笹団子

笹団子は、よもぎを練り込んだ米の団子生地で餡を包み、数枚の笹の葉でくるんで、すげ・いぐさなどの紐で結ぶ新潟の郷土菓子です。葉を外すと、深い緑の弾力ある団子と小豆餡が現れ、よもぎと笹の青い香りが重なります。 現在は甘い粒餡・こし餡が主流ですが、かつては餡なし、塩味の豆、きんぴら、あらめなど、家庭と地域で中身が違いました。『上杉謙信が発明した』という話は複数ある...

笹で包んだよもぎ団子と小豆餡の断面を描く新潟笹団子の図鑑イラスト
料理の特徴を伝えるイメージイラスト

基本情報

名称笹団子
地域新潟県
広域エリア中部
分類お菓子類
購入・取り寄せ楽天市場で検索可能
最終更新2026年8月13日

どんな料理?

笹団子は、よもぎを練り込んだ米の団子生地で餡を包み、数枚の笹の葉でくるんで、すげ・いぐさなどの紐で結ぶ新潟の郷土菓子です。葉を外すと、深い緑の弾力ある団子と小豆餡が現れ、よもぎと笹の青い香りが重なります。

現在は甘い粒餡・こし餡が主流ですが、かつては餡なし、塩味の豆、きんぴら、あらめなど、家庭と地域で中身が違いました。『上杉謙信が発明した』という話は複数ある由来説の一つで、確定した史実としては扱いません。

由来・背景

新潟県観光協会による老舗への取材では、笹団子は農家がくず米、身近なよもぎ、笹を生かした家庭の知恵から発達したと説明されています。五月の田植え時期には、おにぎり代わりや供え物にもなりました。

昔はゆでる製法が中心でしたが、土産として日持ちと品質を整える過程で蒸す製法が広がりました。1964年の新潟国体を機に土産品として全国へ知られたという老舗の証言があり、現在も店ごとに生地、餡、加熱法、紐の結び方が異なります。

現地での位置づけ

笹川餅屋、田中屋本店など新潟の店では、粒餡・こし餡のほか、惣菜系を扱う場合があります。駅や土産店で買うときは、常温・冷蔵・冷凍、賞味期限、ゆで・蒸し、餡の種類を確認します。

葉と紐は包装の一部で食べません。笹の枚数や縛り方だけで品質を決めず、製造者と原材料表示を見ます。乾燥して硬くなった品の戻し方は店により違うため、包装の案内を優先します。

食べ方・楽しみ方

紐をほどき、笹を扇のように一枚ずつ開きます。最初は常温または表示どおりに戻し、団子の弾力、よもぎの香り、餡の甘さを一緒に味わいます。笹は無理に引っ張らず、団子からゆっくりはがします。
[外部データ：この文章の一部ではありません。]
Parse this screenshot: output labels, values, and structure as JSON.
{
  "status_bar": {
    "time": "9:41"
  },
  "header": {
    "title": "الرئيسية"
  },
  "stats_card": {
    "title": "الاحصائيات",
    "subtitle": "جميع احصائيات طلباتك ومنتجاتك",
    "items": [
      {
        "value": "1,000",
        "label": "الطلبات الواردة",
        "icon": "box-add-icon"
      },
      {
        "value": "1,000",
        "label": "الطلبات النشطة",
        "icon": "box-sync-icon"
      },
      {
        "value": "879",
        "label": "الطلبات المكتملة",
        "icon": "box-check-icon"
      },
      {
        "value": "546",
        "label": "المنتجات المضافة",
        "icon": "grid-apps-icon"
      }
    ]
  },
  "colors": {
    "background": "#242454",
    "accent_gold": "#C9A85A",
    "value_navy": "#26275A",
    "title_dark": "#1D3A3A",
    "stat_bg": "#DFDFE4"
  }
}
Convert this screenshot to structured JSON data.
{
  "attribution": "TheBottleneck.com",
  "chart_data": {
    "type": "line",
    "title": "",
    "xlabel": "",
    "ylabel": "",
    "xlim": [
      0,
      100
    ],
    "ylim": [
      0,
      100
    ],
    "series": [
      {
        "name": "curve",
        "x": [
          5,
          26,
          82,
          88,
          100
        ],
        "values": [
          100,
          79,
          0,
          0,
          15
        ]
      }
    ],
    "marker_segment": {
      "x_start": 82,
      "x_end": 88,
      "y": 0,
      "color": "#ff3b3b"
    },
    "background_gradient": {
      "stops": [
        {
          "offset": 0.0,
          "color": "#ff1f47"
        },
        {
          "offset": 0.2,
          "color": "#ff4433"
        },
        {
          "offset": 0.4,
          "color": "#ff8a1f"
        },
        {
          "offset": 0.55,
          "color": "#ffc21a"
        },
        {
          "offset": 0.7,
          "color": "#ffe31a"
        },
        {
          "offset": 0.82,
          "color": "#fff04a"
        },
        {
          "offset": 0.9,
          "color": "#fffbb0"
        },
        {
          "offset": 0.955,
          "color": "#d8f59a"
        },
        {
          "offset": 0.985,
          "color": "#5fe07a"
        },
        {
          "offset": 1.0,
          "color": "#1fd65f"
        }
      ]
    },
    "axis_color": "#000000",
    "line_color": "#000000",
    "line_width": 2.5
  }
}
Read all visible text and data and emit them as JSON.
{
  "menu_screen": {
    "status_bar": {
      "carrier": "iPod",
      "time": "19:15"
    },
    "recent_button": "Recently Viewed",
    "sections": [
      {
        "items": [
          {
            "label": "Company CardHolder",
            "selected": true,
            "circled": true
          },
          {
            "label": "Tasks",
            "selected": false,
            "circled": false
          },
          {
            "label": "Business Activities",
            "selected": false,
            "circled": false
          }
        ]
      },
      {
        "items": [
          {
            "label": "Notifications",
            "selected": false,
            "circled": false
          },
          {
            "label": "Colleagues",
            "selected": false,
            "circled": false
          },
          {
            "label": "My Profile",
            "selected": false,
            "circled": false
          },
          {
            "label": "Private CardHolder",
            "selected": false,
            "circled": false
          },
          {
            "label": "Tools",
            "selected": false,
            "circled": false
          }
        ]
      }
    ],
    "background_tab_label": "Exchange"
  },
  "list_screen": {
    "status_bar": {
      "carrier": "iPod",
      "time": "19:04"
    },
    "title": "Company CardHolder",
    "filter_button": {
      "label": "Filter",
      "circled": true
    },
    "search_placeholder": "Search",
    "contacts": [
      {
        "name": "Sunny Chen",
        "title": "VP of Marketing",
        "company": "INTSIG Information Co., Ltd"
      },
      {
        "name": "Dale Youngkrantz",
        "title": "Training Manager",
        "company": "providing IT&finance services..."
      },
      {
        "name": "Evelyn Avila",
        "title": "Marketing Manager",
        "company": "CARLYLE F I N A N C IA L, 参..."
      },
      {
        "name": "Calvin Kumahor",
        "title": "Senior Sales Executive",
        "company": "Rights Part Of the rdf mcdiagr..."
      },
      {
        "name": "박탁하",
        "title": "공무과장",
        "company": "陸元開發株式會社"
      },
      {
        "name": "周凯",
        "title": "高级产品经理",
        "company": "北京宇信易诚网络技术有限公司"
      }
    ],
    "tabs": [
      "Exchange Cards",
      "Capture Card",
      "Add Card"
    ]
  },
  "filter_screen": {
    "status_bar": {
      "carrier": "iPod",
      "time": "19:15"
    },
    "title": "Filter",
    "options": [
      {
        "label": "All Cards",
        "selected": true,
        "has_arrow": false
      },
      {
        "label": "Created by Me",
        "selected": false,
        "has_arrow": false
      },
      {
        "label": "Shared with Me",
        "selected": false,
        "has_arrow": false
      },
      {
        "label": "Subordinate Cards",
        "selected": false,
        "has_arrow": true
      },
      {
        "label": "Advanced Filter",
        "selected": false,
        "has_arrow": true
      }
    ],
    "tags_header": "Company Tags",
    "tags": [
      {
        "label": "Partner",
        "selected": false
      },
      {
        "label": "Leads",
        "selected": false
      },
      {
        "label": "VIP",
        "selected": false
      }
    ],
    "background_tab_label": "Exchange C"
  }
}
煎茶、ほうじ茶とよく合います。冷凍品は指定時間で解凍し、電子レンジや再加熱の可否を確認します。硬くなった品を自己判断で長く加熱すると餡が高温になりやすいため注意します。

家庭での楽しみ方

家庭では笹団子作り体験など、衛生的に処理された笹と食用の紐、製菓用よもぎを用いる方法が確実です。米粉の配合と加熱法は地域・講師で異なるため、公的な体験プログラムの手順に従い、中心まで十分蒸すかゆでます。採取した葉を知識なく食品包装に使いません。

食べられる店・買える場所

  • 笹川餅屋新潟県新潟市

    新潟県観光協会が笹団子の歴史と土産化を取材した老舗です。販売品、在庫、営業日は店舗の最新情報で確認してください。

  • 田中屋本店 みなと工房新潟県新潟市

    定番の餡と惣菜系などを扱うことがあります。現行商品は公式サイトで確認してください。

参考・出典

よくある質問

笹団子の笹と紐は食べられますか?

食べません。紐をほどき、笹を外して中の団子だけを食べます。

笹団子は上杉謙信が作ったのですか?

そうした逸話はありますが、由来には複数説があります。新潟の家庭が米、よもぎ、笹を生かしてきた郷土食と捉えるのが確実です。

笹団子は蒸しますか、ゆでますか?

昔ながらのゆでる方法と、土産品で広がった蒸す方法の両方があります。製造者ごとの説明を確認してください。